K-BrowseComp: A Web Browsing Agent Benchmark Grounded in Korean Contexts
K-BrowseComp is a new 400-problem benchmark for evaluating web-browsing agents in Korean-language contexts, with a 300-problem manually validated subset and a 100-problem adversarially constructed synthetic split. Frontier models including GPT-5.5, DeepSeek-V4-Pro, and GLM-5.1 achieve only 30–46% on the verified subset, a significant drop from English BrowseComp performance, while Korean proprietary models score 0–10%. The benchmark exploits the asymmetry between problem creation and solving difficulty, and the adversarial synthetic split caps the strongest model at 26%, positioning it as a targeted stress test for agentic web-browsing capability.
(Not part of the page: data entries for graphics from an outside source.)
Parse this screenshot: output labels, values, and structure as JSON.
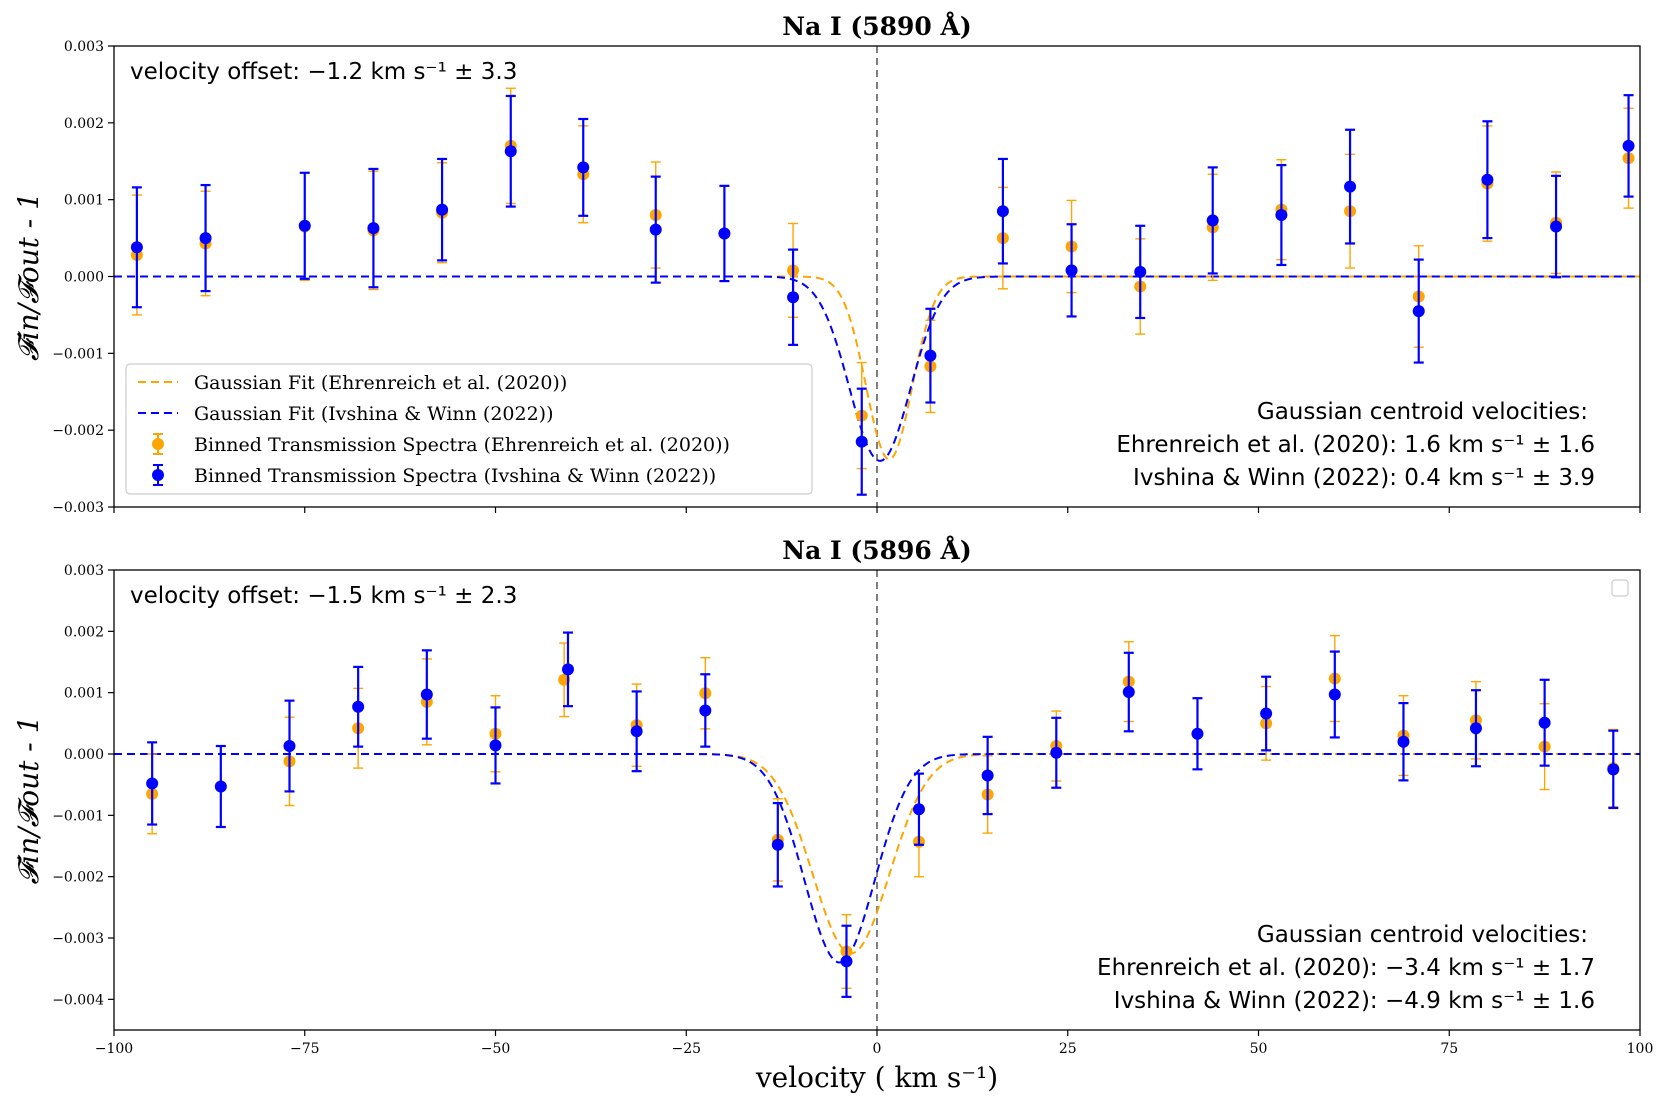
{
  "chart_data": [
    {
      "type": "scatter",
      "title": "Na I (5890 Å)",
      "xlabel": "velocity ( km s⁻¹)",
      "ylabel": "𝓕in/𝓕out - 1",
      "xlim": [
        -100,
        100
      ],
      "ylim": [
        -0.003,
        0.003
      ],
      "yticks": [
        0.003,
        0.002,
        0.001,
        0.0,
        -0.001,
        -0.002,
        -0.003
      ],
      "ytick_labels": [
        "0.003",
        "0.002",
        "0.001",
        "0.000",
        "−0.001",
        "−0.002",
        "−0.003"
      ],
      "xticks": [
        -100,
        -75,
        -50,
        -25,
        0,
        25,
        50,
        75,
        100
      ],
      "xtick_labels": [],
      "vline_x": 0,
      "velocity_offset_text": "velocity offset: −1.2 km s⁻¹ ± 3.3",
      "centroid_texts": [
        "Gaussian centroid velocities:",
        "Ehrenreich et al. (2020): 1.6 km s⁻¹ ± 1.6",
        "Ivshina & Winn (2022): 0.4 km s⁻¹ ± 3.9"
      ],
      "legend": {
        "position": "lower-left",
        "entries": [
          "Gaussian Fit (Ehrenreich et al. (2020))",
          "Gaussian Fit (Ivshina & Winn (2022))",
          "Binned Transmission Spectra (Ehrenreich et al. (2020))",
          "Binned Transmission Spectra (Ivshina & Winn (2022))"
        ]
      },
      "fits": [
        {
          "name": "Gaussian Fit (Ehrenreich et al. (2020))",
          "color": "#FFA500",
          "amplitude": -0.00238,
          "center": 1.6,
          "sigma": 3.0
        },
        {
          "name": "Gaussian Fit (Ivshina & Winn (2022))",
          "color": "#0000FF",
          "amplitude": -0.0024,
          "center": 0.4,
          "sigma": 4.0
        }
      ],
      "series": [
        {
          "name": "Binned Transmission Spectra (Ehrenreich et al. (2020))",
          "color": "#FFA500",
          "x": [
            -97,
            -88,
            -75,
            -66,
            -57,
            -48,
            -38.5,
            -29,
            -20,
            -11,
            -2,
            7,
            16.5,
            25.5,
            34.5,
            44,
            53,
            62,
            71,
            80,
            89,
            98.5
          ],
          "y": [
            0.00028,
            0.00043,
            0.00065,
            0.0006,
            0.00083,
            0.0017,
            0.00133,
            0.0008,
            0.00056,
            8e-05,
            -0.00181,
            -0.00117,
            0.0005,
            0.00039,
            -0.00013,
            0.00064,
            0.00087,
            0.00085,
            -0.00026,
            0.00121,
            0.0007,
            0.00154
          ],
          "err": [
            0.00078,
            0.00068,
            0.0007,
            0.00077,
            0.00065,
            0.00075,
            0.00063,
            0.00069,
            0.00062,
            0.00061,
            0.00069,
            0.0006,
            0.00066,
            0.0006,
            0.00062,
            0.00069,
            0.00065,
            0.00074,
            0.00066,
            0.00075,
            0.00066,
            0.00065
          ]
        },
        {
          "name": "Binned Transmission Spectra (Ivshina & Winn (2022))",
          "color": "#0000FF",
          "x": [
            -97,
            -88,
            -75,
            -66,
            -57,
            -48,
            -38.5,
            -29,
            -20,
            -11,
            -2,
            7,
            16.5,
            25.5,
            34.5,
            44,
            53,
            62,
            71,
            80,
            89,
            98.5
          ],
          "y": [
            0.00038,
            0.0005,
            0.00066,
            0.00063,
            0.00087,
            0.00163,
            0.00142,
            0.00061,
            0.00056,
            -0.00027,
            -0.00215,
            -0.00103,
            0.00085,
            8e-05,
            6e-05,
            0.00073,
            0.0008,
            0.00117,
            -0.00045,
            0.00126,
            0.00065,
            0.0017
          ],
          "err": [
            0.00078,
            0.00069,
            0.00069,
            0.00077,
            0.00066,
            0.00072,
            0.00063,
            0.00069,
            0.00062,
            0.00062,
            0.00069,
            0.00061,
            0.00068,
            0.0006,
            0.0006,
            0.00069,
            0.00065,
            0.00074,
            0.00067,
            0.00076,
            0.00066,
            0.00066
          ]
        }
      ]
    },
    {
      "type": "scatter",
      "title": "Na I (5896 Å)",
      "xlabel": "velocity ( km s⁻¹)",
      "ylabel": "𝓕in/𝓕out - 1",
      "xlim": [
        -100,
        100
      ],
      "ylim": [
        -0.0045,
        0.003
      ],
      "yticks": [
        0.003,
        0.002,
        0.001,
        0.0,
        -0.001,
        -0.002,
        -0.003,
        -0.004
      ],
      "ytick_labels": [
        "0.003",
        "0.002",
        "0.001",
        "0.000",
        "−0.001",
        "−0.002",
        "−0.003",
        "−0.004"
      ],
      "xticks": [
        -100,
        -75,
        -50,
        -25,
        0,
        25,
        50,
        75,
        100
      ],
      "xtick_labels": [
        "−100",
        "−75",
        "−50",
        "−25",
        "0",
        "25",
        "50",
        "75",
        "100"
      ],
      "vline_x": 0,
      "velocity_offset_text": "velocity offset: −1.5 km s⁻¹ ± 2.3",
      "centroid_texts": [
        "Gaussian centroid velocities:",
        "Ehrenreich et al. (2020): −3.4 km s⁻¹ ± 1.7",
        "Ivshina & Winn (2022): −4.9 km s⁻¹ ± 1.6"
      ],
      "legend": {
        "position": "upper-right",
        "entries": []
      },
      "fits": [
        {
          "name": "Gaussian Fit (Ehrenreich et al. (2020))",
          "color": "#FFA500",
          "amplitude": -0.00325,
          "center": -3.4,
          "sigma": 5.0
        },
        {
          "name": "Gaussian Fit (Ivshina & Winn (2022))",
          "color": "#0000FF",
          "amplitude": -0.0034,
          "center": -4.9,
          "sigma": 4.6
        }
      ],
      "series": [
        {
          "name": "Binned Transmission Spectra (Ehrenreich et al. (2020))",
          "color": "#FFA500",
          "x": [
            -95,
            -77,
            -68,
            -59,
            -50,
            -41,
            -31.5,
            -22.5,
            -13,
            -4,
            5.5,
            14.5,
            23.5,
            33,
            51,
            60,
            69,
            78.5,
            87.5,
            96.5
          ],
          "y": [
            -0.00065,
            -0.00012,
            0.00042,
            0.00085,
            0.00033,
            0.00121,
            0.00047,
            0.00099,
            -0.0014,
            -0.00322,
            -0.00143,
            -0.00066,
            0.00013,
            0.00118,
            0.0005,
            0.00123,
            0.0003,
            0.00055,
            0.00012,
            -0.00023
          ],
          "err": [
            0.00065,
            0.00072,
            0.00065,
            0.0007,
            0.00062,
            0.0006,
            0.00067,
            0.00058,
            0.00067,
            0.0006,
            0.00057,
            0.00063,
            0.00057,
            0.00065,
            0.0006,
            0.0007,
            0.00065,
            0.00063,
            0.0007,
            0.00063
          ]
        },
        {
          "name": "Binned Transmission Spectra (Ivshina & Winn (2022))",
          "color": "#0000FF",
          "x": [
            -95,
            -86,
            -77,
            -68,
            -59,
            -50,
            -40.5,
            -31.5,
            -22.5,
            -13,
            -4,
            5.5,
            14.5,
            23.5,
            33,
            42,
            51,
            60,
            69,
            78.5,
            87.5,
            96.5
          ],
          "y": [
            -0.00048,
            -0.00053,
            0.00013,
            0.00077,
            0.00097,
            0.00014,
            0.00138,
            0.00037,
            0.00071,
            -0.00148,
            -0.00338,
            -0.0009,
            -0.00035,
            2e-05,
            0.00101,
            0.00033,
            0.00066,
            0.00097,
            0.0002,
            0.00042,
            0.00051,
            -0.00025
          ],
          "err": [
            0.00067,
            0.00066,
            0.00074,
            0.00065,
            0.00072,
            0.00062,
            0.0006,
            0.00065,
            0.00059,
            0.00068,
            0.00058,
            0.00058,
            0.00063,
            0.00057,
            0.00064,
            0.00058,
            0.0006,
            0.0007,
            0.00063,
            0.00062,
            0.0007,
            0.00063
          ]
        }
      ]
    }
  ]
}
Claw-SWE-Bench: A benchmark for evaluating agent harnesses on multilingual coding tasks
Researchers introduce Claw-SWE-Bench, a multilingual SWE-bench-style benchmark and adapter protocol designed to fairly compare heterogeneous agent harnesses ("claws") on GitHub issue-resolution tasks. The benchmark contains 350 instances across 8 languages and 43 repositories, with an 80-instance Lite subset for cost-efficient validation. Key findings show adapter design dominates raw model choice: a minimal adapter scores 19.1% Pass@1 versus 73.4% for a full adapter using the same GLM 5.1 backbone, and harness choice and model choice each shift Pass@1 by roughly 27-29 percentage points. The work also introduces cost accounting as a first-class evaluation axis alongside accuracy.
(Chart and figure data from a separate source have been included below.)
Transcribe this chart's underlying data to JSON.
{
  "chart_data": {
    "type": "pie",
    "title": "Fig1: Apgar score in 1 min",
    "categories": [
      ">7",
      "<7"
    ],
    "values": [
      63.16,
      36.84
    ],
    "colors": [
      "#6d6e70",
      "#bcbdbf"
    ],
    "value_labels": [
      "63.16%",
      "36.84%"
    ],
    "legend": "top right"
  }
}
Kimi K2.6: Moonshot AI's 1T-Parameter Vision-Language Model Matches Open-Weights Peers, Trails Top Closed Models
Moonshot AI released Kimi K2.6, a 1 trillion-parameter mixture-of-experts vision-language model with 32B active parameters, designed for long-horizon autonomous coding sessions lasting multiple days and multi-agent orchestration scaling to 300 parallel subagents executing up to 4,000 steps. The model matches Qwen3.6 Max Preview and DeepSeek-V4-Pro on the Artificial Analysis Intelligence Index (scoring 54 vs. their 52) while trailing closed models like GPT-5.5 and Claude Opus 4.7. Weights are freely downloadable from Hugging Face under a modified MIT license permitting commercial use, with API access priced at $0.95/$0.16/$4.00 per million input/cached/output tokens. Notable features include a 256K token context window, native INT4 quantization, a 'preserve thinking' mode for multi-turn reasoning continuity, and a research preview 'claw groups' feature enabling cross-developer agent collaboration.
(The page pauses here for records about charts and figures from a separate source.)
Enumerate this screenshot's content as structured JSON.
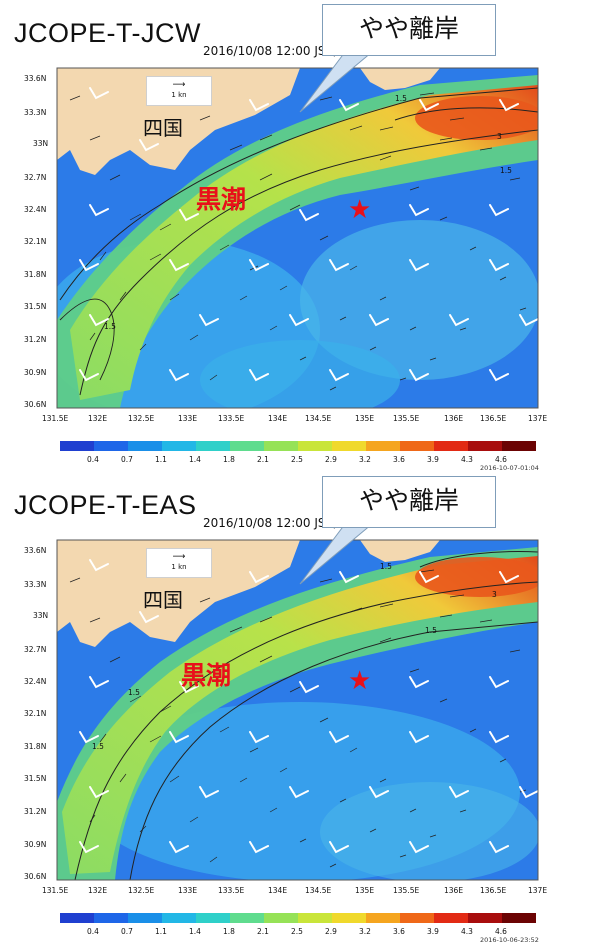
{
  "panels": [
    {
      "title": "JCOPE-T-JCW",
      "datetime": "2016/10/08 12:00 JST, z=0m",
      "callout": "やや離岸",
      "region_label": "四国",
      "current_label": "黒潮",
      "reference_arrow": "1 kn",
      "colorbar_stamp": "2016-10-07-01:04",
      "contour_label": "1.5",
      "contour_label_high": "3"
    },
    {
      "title": "JCOPE-T-EAS",
      "datetime": "2016/10/08 12:00 JST, z=0m",
      "callout": "やや離岸",
      "region_label": "四国",
      "current_label": "黒潮",
      "reference_arrow": "1 kn",
      "colorbar_stamp": "2016-10-06-23:52",
      "contour_label": "1.5",
      "contour_label_high": "3"
    }
  ],
  "lat_ticks": [
    "33.6N",
    "33.3N",
    "33N",
    "32.7N",
    "32.4N",
    "32.1N",
    "31.8N",
    "31.5N",
    "31.2N",
    "30.9N",
    "30.6N"
  ],
  "lon_ticks": [
    "131.5E",
    "132E",
    "132.5E",
    "133E",
    "133.5E",
    "134E",
    "134.5E",
    "135E",
    "135.5E",
    "136E",
    "136.5E",
    "137E"
  ],
  "colorbar_ticks": [
    "0.4",
    "0.7",
    "1.1",
    "1.4",
    "1.8",
    "2.1",
    "2.5",
    "2.9",
    "3.2",
    "3.6",
    "3.9",
    "4.3",
    "4.6"
  ],
  "colorbar_colors": [
    "#1f3fd0",
    "#1e66e8",
    "#1a8fe8",
    "#22b7e6",
    "#2fd0c9",
    "#5fdc8e",
    "#96e257",
    "#c9e53a",
    "#f0d92c",
    "#f5a51f",
    "#ef6818",
    "#e22a14",
    "#a80d0d",
    "#6b0303"
  ],
  "colors": {
    "land": "#f3d8b0",
    "sea_deep": "#2c6ee6",
    "sea_mid": "#37a2ec",
    "sea_light": "#5fcfd8",
    "current_core": "#9be05a",
    "current_edge": "#c7e53c",
    "hot": "#e44a1c",
    "accent_red": "#e8101a"
  }
}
OpenAI GPT-5.4 Pro and GPT-5.4 Thinking challenge Gemini 3.1 Pro Preview for top AI model position
OpenAI released GPT-5.4 in two variants (Pro and Thinking), featuring expanded context windows up to 1.05M tokens, native computer use, tool search capabilities, and adjustable reasoning levels. In independent benchmarks by Artificial Analysis, GPT-5.4 Pro at xhigh reasoning nearly ties Gemini 3.1 Pro Preview on the Intelligence Index (57 vs 57.2 points) but at roughly 3.3x the cost, while leading on coding and agentic sub-indices. The release leapfrogs Claude Opus 4.6 on most benchmarks but faces stiff competition from Google's Gemini 3.1 Pro Preview, which maintains a price and multimodal advantage.